If you’re still not convinced, what about a psychedelic trip? Anyone who has ever tripped on a heavy does of mushrooms or LSD will tell you that words can’t describe that. Or what about the concept of ‘nothingness.’ If there was nothing, no space, no stars, no us, just nothing, what would that look like? You can’t say clear, because that’s something, you can’t say black, that’s something. The moment you try to describe it, you’re using a “something” to describe a “nothing,” which is something! Confused? Me too.
If language wasn’t limited than text messages would never be misinterpreted. There would be a clear way to right something that get’s a message across with a specific emotion. Emojis do their best to fill the gaps between language and feelings, but it isn’t perfect. What does this have to do with a vow of silence? Oh yeah, that’s what we were talking about.
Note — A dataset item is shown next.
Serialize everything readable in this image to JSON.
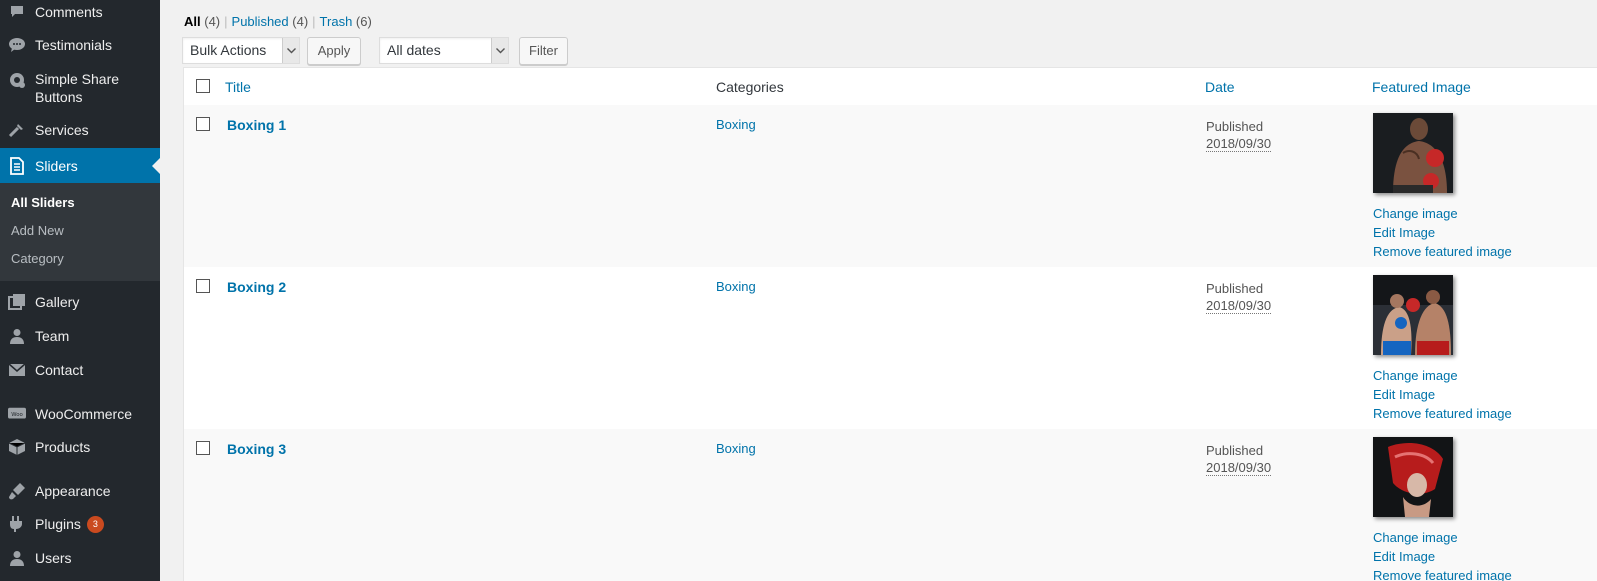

Before language, people still communicated. Their ideas were probably more simplistic, or maybe not, I wouldn’t know, but we got our message across some how. I don’t think that it was just a system of grunts that we imagine the stereotypical caveman to use. I think that we had more intuition, like animals, and could pick up vibes better. There’s a reason we say things like “trust your gut,” or “go with your instincts.” It’s a real sense that we have. Have you ever walked into a room and just thought, “Nope.” and left, only to find out later that something bad happened there? What about meeting people. Sometimes you get a bad vibe from a stranger and can’t really pin point why. Has it ever happened to you that people like that person but you don’t, and eventually they turn out to be bad and others are like “Wow, I don’t believe it, I always thought they were so nice.” And you’re just sitting there like, “Nah, I never liked them, always got a bad vibe.”
Stuff like that, I feel, can be strengthened by not speaking. Just looking at someone, in the eyes, and trying to communicate through intentions, rather than words. I’m sure it will be confusing and fun all at the same time, but If there is just one moment that someone completely gets me, without me saying a word, then it would be a successful experiment. If nothing else, I just wonder what I’ll learn by observing others more since I wouldn’t be participating in the dialogue.
“Don’t speak unless you can improve the silence.” – No idea who originally wrote it, but I saw this quote way back in high school on my English teacher’s chalk board.